The federal government indicted 19 people in connection with allegedly criminal tax shelter activities by mega-accounting firm KPMG. It also pressured KPMG not to provide legal defenses for its employees, and declined to indict (and in turn destroy) the firm as payback. The trial court judge in the criminal case has now dismissed the federal criminal cases against 13 of those defendants as a result of the federal government's attempt to prevent KPMG from helping to fund the employee's criminal defense counsel.
One defendant pleaded guilty. Cases against 3 ex-KPMG employees who likely wouldn't have gotten legal defense assistance from KPMG anyway, and 2 non-employees remain, but a huge part of the prosecution case has now been destroyed. More intelligent commentary, suggesting that Justice may have screwed up a shot at an appellate review they were trying to get of the trial judge's decision may be found here.
The defeat is more than a mere defeat in one case for the government.
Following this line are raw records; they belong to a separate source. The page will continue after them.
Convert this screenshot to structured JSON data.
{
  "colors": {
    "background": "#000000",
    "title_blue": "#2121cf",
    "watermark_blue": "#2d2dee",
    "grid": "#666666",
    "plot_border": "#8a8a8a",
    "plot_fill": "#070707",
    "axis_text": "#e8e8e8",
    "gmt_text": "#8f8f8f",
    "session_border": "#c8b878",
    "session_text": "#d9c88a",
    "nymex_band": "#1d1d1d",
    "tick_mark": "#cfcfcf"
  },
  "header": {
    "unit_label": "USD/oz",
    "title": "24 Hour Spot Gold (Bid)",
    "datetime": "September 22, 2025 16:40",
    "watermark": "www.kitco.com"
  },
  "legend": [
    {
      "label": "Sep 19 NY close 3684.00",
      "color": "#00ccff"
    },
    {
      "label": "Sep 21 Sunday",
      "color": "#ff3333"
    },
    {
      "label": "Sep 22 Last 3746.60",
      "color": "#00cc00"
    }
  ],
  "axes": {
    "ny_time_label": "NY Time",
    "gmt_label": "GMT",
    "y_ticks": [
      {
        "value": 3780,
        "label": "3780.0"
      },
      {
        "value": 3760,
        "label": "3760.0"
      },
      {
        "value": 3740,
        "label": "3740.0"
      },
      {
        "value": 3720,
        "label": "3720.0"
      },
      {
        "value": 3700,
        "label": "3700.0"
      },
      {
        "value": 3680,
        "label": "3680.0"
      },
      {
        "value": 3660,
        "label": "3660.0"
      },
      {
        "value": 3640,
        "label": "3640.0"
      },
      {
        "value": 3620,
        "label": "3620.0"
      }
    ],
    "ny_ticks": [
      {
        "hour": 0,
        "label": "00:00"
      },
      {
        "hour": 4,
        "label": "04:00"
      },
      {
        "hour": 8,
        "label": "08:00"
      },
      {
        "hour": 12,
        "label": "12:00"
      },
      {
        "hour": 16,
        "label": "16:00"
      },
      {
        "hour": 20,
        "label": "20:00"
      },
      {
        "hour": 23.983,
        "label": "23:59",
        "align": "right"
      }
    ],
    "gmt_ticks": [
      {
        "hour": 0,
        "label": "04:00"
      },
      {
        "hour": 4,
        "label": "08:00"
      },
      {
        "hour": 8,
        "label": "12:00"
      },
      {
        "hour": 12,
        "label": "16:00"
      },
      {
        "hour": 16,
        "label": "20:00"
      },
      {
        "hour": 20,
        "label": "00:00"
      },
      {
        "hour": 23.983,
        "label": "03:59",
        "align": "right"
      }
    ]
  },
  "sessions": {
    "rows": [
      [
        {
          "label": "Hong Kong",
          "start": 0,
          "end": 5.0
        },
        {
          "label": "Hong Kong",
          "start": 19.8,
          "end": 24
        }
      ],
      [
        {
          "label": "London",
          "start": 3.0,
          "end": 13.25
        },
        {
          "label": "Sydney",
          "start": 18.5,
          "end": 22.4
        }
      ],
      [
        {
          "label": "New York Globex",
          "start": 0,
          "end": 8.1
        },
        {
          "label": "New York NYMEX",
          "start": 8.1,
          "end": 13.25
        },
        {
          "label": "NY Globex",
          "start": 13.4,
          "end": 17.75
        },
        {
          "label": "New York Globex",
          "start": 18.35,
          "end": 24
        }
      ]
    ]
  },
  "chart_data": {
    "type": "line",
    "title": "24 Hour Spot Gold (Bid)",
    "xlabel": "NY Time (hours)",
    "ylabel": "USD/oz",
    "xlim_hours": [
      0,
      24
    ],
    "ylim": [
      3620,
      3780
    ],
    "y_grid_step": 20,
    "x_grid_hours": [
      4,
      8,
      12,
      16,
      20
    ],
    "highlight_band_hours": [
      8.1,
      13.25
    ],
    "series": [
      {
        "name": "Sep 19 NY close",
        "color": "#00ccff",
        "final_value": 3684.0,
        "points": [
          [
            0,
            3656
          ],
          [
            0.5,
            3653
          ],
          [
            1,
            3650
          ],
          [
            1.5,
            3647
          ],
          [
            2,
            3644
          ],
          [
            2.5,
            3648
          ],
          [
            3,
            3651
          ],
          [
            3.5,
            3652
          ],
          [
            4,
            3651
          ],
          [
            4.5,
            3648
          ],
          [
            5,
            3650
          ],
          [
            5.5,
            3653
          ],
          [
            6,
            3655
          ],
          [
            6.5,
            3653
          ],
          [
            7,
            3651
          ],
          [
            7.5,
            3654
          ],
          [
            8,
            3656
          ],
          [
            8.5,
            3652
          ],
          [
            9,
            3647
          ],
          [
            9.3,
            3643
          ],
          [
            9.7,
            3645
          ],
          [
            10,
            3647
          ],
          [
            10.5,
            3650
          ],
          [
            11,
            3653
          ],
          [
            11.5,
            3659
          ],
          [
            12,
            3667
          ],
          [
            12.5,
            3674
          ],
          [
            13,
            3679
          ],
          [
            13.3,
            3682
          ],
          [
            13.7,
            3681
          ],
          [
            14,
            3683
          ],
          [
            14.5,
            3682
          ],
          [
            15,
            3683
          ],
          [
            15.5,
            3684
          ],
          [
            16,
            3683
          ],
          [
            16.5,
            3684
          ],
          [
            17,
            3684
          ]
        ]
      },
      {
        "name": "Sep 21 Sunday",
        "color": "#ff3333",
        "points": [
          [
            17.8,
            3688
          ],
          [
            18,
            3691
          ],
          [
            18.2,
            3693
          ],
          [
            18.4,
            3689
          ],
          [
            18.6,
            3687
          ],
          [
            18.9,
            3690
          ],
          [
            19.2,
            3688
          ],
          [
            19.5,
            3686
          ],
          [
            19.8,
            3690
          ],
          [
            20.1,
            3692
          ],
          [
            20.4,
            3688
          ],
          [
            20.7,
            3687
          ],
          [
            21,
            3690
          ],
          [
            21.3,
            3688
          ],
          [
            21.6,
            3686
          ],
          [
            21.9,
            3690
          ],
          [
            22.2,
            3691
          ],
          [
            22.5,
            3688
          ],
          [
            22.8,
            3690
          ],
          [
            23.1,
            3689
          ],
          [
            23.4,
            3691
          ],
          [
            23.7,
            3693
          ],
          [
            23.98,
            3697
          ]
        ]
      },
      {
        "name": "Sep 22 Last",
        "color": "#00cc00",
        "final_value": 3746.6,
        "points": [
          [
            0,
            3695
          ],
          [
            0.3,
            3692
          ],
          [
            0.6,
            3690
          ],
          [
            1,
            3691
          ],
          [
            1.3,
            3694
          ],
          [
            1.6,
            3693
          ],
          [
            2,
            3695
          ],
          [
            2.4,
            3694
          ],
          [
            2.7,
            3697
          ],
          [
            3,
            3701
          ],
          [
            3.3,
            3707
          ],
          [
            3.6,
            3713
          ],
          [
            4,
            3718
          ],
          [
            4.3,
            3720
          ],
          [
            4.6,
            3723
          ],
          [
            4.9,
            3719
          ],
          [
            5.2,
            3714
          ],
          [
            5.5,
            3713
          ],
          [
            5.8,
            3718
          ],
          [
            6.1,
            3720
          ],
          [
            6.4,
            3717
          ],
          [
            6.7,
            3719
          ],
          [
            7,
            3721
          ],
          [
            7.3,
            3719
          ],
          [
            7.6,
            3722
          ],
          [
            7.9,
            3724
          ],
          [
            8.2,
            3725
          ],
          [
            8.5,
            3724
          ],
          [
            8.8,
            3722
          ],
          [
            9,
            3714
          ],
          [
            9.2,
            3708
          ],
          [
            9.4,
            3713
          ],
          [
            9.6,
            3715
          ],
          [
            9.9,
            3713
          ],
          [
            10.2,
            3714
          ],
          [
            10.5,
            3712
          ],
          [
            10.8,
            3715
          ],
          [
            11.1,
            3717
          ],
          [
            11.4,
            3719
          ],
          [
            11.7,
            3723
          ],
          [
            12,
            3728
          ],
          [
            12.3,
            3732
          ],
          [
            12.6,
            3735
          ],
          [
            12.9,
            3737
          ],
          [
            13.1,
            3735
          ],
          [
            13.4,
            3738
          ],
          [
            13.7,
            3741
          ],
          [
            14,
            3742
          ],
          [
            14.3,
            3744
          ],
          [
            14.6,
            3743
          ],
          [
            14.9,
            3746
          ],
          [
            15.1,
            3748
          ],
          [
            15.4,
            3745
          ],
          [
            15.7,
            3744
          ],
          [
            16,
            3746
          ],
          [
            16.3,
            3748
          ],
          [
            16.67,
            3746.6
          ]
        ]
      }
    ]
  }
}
It repudiates a major strategy of the federal government which is a Justice Department policy, for prosecuting white collar cases.
Bottom line: 13 people who might very well have been guilty, but had a fighting chance at trial are off the hook; 5 more are in a better position than they were before, and the government has egg on its face.
I don't know how parallel civil proceedings (and I assume that they exist) fared.